Thanks for the quick reply, i do understand the permission on the files is 600 and that is a good thing. However my point is that never should a root password or admin password be recorded in this fashion regardless of what software it is. It is a very bad habbit to assume that the installer knows their data is stored in this fashion and assuming they have the knowledge and experience to know what to do with it in order to secure it.
There is no mention of what is in the file in the message during config process or that it needs to be secured in a safe place, it just says to save the file. Well what if they save the file to root or some other place where it should not be, yes they should look to see what is in the file and remove the data, but again software developers are assuming too much about the user and this is why the rule is that passwords especially root should never ever be stored in this way.
Thats alot like saying put the keys to your car above the visor but not advising the user of the potential risk of doing that. Not everyone that uses this software is a network admin or proficient enough to know these kinds of things. The fact that its there and may be just sitting in that folder for awhile or saved on the server somewhere leaves the door open for someone to go looking for it.
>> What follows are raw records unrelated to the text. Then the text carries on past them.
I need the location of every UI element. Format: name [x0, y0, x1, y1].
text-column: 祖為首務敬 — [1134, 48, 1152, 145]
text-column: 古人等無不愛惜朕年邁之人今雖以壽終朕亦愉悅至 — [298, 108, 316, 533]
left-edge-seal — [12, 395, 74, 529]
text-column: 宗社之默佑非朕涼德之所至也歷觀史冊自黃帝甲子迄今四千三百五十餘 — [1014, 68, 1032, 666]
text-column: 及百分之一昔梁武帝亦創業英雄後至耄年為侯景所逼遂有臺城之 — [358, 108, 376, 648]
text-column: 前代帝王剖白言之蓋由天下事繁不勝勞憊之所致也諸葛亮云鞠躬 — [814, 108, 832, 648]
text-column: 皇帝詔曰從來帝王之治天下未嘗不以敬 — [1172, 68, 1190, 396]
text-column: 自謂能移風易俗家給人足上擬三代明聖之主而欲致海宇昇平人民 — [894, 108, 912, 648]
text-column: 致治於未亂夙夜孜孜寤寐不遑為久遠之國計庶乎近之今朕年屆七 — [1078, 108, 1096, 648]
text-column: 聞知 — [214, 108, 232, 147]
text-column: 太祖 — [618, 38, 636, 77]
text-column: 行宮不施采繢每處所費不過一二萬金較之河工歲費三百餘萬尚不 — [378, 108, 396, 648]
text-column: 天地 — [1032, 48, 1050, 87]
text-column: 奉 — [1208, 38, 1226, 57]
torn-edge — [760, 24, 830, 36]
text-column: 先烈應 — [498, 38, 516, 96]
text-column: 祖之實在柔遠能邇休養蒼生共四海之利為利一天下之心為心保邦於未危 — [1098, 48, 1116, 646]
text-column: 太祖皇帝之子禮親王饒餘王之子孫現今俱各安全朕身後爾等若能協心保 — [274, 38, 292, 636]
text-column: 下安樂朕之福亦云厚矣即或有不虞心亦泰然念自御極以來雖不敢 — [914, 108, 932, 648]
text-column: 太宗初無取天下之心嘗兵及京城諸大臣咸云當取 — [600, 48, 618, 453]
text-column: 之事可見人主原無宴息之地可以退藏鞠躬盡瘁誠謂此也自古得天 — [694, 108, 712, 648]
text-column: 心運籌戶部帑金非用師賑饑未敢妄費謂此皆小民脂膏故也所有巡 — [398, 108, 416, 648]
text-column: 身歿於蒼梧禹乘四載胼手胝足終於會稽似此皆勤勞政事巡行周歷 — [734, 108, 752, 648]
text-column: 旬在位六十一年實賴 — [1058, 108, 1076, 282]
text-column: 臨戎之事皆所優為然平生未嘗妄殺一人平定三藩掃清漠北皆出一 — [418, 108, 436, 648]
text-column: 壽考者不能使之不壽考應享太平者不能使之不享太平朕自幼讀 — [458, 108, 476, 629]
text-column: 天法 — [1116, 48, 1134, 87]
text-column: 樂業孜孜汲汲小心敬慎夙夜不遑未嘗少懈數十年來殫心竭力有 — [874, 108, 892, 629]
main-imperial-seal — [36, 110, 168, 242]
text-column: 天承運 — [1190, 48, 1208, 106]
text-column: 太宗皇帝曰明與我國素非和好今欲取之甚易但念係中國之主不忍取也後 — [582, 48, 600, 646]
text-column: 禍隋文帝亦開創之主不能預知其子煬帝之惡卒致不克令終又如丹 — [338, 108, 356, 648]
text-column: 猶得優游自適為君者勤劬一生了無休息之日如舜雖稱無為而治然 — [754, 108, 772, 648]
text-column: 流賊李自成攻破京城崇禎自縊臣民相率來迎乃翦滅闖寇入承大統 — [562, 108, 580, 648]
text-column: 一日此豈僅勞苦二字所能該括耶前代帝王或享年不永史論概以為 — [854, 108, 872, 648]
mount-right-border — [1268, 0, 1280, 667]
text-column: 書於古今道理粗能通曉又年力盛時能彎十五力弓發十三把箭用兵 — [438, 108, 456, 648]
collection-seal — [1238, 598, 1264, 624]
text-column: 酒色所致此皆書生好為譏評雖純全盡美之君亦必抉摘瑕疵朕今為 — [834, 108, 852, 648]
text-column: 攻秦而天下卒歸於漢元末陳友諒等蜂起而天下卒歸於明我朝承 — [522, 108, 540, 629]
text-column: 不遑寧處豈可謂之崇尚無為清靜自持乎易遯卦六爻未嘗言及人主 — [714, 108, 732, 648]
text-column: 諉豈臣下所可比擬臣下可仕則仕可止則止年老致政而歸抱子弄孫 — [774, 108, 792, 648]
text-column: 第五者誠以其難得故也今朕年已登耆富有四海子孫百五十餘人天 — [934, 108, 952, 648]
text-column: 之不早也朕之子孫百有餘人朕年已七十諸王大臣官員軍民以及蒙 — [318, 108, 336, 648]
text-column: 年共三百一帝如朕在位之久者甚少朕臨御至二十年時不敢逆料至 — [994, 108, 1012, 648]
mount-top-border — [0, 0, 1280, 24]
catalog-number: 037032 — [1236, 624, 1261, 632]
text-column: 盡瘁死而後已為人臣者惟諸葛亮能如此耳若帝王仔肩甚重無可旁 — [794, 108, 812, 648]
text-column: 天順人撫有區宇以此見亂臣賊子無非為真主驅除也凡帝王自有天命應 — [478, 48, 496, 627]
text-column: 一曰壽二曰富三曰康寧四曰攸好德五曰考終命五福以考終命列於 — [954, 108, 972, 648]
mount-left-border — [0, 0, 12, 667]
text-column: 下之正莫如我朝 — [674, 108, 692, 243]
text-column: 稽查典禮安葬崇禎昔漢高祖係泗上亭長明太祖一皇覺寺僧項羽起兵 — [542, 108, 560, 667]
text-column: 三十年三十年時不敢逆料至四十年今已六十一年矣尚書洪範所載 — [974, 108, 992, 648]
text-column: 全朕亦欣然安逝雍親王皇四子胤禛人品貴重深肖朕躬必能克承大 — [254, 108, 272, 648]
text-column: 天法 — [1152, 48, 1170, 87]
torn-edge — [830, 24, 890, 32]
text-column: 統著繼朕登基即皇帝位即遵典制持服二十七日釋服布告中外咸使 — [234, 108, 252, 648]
I understand that if someone can get to the file then the system has bigger issues to deal with but what the software is doing is making it easier for them to get the information they need and providing a easier way to get it.
Its backwards thinking to say its secured under 600 permission so we can put whatever we want in the file, that information should never ever be in a file regardless in any format, this just gives malicious people another reason or incentive to attack a system.
If an admin wants to use the file to do a cluster or whatever then they can put the data back in for that run only. But having it just sitting out there on the server is not a good idea at all IMO.
I think that kaltura software is good stuff and i know the market is in need of such a software however doing things like this IMO may give the impression to someone that kaltura is not security concious in everything they do which im sure is not the case.